В основе рассказа реальный факт нападения обитателей степной части Таврики (Крыма) – скифов на греческую колонию Херсонес Таврический, развалины которого находятся на территории Севастополя.
Степь была такой же ровной и неоглядной, как море. Когда с гор налетал ветер, высокие травы ходили, как волны. Но здесь не было ни ярких, все время меняющихся красок, ни успокаивающего душу шума.
Гераклион, выросший в городе, с любой части которого было видно море, не мог себе представить, как можно жить вдали от беспредельно плещущей голубизны. А скифы, враги эллинов, не понимали, как необходима человеку близость моря. Их тела, наверное, ни разу не ощущали ласкового прикосновения волн и поэтому пахли чем-то кислым. Это был запах чуждого варварского мира, войлочных кибиток и кожаных бурдюков, перебродившего молока. Все здесь было другим, чем у эллинов: боги, жилища, одежда, оружие. Даже вино скифы пили по-своему. Они не разбавляли его, а тянули так, словно это вода. И сразу же засыпали в обнимку с пустыми амфорами или же орали песни, тягучие, как степь. Гераклион с тоской всматривался в очертания гор, за которыми спряталось море.

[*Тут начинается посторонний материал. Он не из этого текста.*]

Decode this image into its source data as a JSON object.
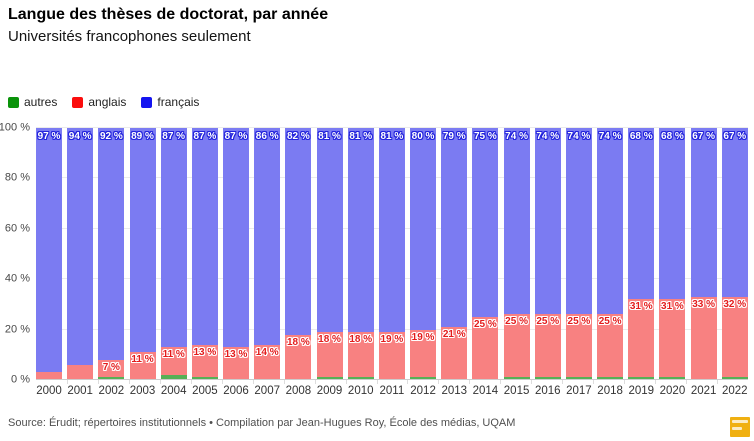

К полудню Гераклиона привезли в селение, состоящее из войлочных кибиток. Тут были четырехколесные и шестиколесные повозки, на которые ставили кибитки, когда скифы отправлялись в странствие. Безрогие волы щипали сухую траву.
Всадник, охранявший Гераклиона, развязал ему руки и повел к самой большой кибитке в центре селения. У входа сидел рыжебородый скиф в хитоне из грубой шерсти. Лишь по шапке с золотыми бляшками Гераклион догадался, что перед ним вождь. Скиф разминал руками кусок какой-то белой и блестящей кожи наподобие пергамента.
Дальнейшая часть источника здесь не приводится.